Mr. Lunawat added, “As the Indian stock market continues to exhibit robust growth despite global uncertainties, a record 15 companies registered their IPO documents with SEBI on the last day of September. This pushed total filings for the month to 41—the highest-ever IPO document filings in a single month.”
India's benchmark indices, the NSE Nifty 50 and the S&P BSE Sensex, have risen by 15% and 13.2%, respectively, making them the fifth and seventh best-performing indices in Asia this year.
QIP Fundraising Hits Record High
Fundraising through qualified institutional placements (QIPs) has reached a record high this year, driven by favorable valuations and liquidity support, encouraging large corporations to pursue significant fundraising rounds. So far, 71 companies have raised INR 88,678 crore through QIPs—the highest in a calendar year.

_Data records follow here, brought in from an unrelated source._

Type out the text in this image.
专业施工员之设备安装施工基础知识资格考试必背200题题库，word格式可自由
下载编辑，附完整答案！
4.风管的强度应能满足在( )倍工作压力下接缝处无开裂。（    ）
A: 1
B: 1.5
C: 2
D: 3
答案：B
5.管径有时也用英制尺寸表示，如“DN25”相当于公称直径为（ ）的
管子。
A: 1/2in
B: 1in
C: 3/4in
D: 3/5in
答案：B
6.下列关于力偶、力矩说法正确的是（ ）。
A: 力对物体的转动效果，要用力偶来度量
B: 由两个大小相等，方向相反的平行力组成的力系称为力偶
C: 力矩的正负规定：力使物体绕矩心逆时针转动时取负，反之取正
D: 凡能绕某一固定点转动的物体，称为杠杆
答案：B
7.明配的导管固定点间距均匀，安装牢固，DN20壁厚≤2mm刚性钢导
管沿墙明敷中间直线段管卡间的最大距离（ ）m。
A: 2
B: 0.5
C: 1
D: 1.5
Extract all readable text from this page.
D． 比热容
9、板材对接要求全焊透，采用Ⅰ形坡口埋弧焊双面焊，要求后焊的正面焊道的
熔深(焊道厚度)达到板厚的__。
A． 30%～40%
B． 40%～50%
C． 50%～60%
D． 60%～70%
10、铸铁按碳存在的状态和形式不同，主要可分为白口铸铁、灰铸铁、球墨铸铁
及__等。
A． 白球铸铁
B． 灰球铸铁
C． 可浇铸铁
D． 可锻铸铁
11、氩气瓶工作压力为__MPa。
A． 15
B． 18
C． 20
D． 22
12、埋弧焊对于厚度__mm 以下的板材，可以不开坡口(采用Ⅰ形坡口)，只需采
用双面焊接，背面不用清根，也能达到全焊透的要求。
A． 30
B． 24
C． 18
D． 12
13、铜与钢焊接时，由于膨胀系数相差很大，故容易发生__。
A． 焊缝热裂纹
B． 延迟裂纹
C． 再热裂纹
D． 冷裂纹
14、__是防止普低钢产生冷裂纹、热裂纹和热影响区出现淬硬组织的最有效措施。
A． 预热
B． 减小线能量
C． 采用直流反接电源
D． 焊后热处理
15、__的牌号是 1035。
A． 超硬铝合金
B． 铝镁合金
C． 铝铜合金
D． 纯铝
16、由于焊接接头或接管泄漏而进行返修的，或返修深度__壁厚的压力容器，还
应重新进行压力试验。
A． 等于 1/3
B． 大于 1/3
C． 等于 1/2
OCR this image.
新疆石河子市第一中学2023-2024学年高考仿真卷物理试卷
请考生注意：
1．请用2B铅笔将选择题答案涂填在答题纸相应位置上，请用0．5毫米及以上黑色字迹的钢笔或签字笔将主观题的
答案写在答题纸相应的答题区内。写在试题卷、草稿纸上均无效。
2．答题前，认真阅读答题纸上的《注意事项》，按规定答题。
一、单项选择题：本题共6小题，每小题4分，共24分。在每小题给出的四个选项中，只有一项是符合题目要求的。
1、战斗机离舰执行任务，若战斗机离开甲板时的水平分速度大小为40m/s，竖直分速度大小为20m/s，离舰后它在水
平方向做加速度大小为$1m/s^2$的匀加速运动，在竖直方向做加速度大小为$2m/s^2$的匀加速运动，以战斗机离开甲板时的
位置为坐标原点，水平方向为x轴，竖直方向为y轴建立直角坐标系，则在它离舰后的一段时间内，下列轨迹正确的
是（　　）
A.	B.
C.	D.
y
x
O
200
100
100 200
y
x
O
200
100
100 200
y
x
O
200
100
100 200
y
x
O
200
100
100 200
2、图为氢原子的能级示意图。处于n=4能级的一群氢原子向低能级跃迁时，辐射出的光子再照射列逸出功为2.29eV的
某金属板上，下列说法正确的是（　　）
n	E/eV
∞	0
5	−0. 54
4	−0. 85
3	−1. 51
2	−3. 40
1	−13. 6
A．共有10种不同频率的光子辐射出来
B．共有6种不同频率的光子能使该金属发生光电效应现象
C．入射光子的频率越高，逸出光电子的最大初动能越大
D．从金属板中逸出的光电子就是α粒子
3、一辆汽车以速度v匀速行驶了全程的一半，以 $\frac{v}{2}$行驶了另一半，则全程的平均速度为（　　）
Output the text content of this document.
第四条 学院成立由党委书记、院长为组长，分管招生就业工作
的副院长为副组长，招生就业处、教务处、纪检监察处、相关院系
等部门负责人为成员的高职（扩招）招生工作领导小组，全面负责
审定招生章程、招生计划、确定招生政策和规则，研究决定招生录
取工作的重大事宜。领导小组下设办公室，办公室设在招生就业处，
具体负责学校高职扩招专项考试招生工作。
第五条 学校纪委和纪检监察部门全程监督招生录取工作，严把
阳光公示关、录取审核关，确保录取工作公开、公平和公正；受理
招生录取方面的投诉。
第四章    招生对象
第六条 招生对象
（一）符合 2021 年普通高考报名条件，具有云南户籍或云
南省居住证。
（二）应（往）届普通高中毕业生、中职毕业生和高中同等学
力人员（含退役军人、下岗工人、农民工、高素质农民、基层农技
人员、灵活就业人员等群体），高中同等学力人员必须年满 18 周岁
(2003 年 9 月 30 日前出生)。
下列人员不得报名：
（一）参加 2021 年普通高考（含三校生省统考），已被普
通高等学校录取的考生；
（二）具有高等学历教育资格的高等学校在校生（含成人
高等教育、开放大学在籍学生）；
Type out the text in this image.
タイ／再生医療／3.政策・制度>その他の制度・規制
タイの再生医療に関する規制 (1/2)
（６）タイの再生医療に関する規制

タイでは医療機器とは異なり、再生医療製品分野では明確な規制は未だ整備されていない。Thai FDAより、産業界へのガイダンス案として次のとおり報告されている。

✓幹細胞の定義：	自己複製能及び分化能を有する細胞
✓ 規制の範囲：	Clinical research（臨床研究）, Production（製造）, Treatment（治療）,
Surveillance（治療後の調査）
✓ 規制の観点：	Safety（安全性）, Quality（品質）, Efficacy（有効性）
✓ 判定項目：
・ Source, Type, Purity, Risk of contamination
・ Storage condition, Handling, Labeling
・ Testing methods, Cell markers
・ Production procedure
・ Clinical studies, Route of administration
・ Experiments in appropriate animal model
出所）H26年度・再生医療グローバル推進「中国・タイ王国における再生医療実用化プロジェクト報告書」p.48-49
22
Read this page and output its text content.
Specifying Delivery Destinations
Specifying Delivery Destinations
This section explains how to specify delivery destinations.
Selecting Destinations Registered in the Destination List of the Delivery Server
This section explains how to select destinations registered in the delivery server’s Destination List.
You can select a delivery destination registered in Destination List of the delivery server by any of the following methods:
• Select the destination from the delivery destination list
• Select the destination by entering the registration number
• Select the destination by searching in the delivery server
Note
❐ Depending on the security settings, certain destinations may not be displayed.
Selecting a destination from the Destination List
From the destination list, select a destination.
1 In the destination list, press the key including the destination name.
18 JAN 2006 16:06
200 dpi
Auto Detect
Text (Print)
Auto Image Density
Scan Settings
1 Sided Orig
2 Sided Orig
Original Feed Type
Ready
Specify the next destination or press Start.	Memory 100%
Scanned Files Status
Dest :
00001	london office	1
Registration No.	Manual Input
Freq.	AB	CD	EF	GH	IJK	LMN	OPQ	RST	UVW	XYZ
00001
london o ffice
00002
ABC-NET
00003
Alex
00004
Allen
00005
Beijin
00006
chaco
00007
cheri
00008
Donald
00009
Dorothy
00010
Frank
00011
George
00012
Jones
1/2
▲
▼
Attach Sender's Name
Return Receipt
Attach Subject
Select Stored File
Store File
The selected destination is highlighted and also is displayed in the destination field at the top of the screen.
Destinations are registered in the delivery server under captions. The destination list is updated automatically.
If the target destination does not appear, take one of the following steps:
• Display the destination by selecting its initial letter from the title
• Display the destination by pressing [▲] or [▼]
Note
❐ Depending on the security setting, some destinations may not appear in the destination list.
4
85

“QIPs involve only institutional investors and are completed much more quickly. Growth capital in the form of equity is being favored, as growth based on leverage is considered less appropriate,” noted Mr. Mahavir Lunawat, Managing Director of Pantomath Capital Advisors.
Way Forward
Looking ahead, the IPO pipeline for the rest of CY24 remains robust. A total of 25 companies, planning to raise approximately INR 63,550 crore, have already secured SEBI approval, while another 48 companies are awaiting SEBI's nod to raise an estimated INR 91,805 crore. Both domestic and international investors are channelling capital into companies with strong expansion plans, further fuelling India’s IPO boom.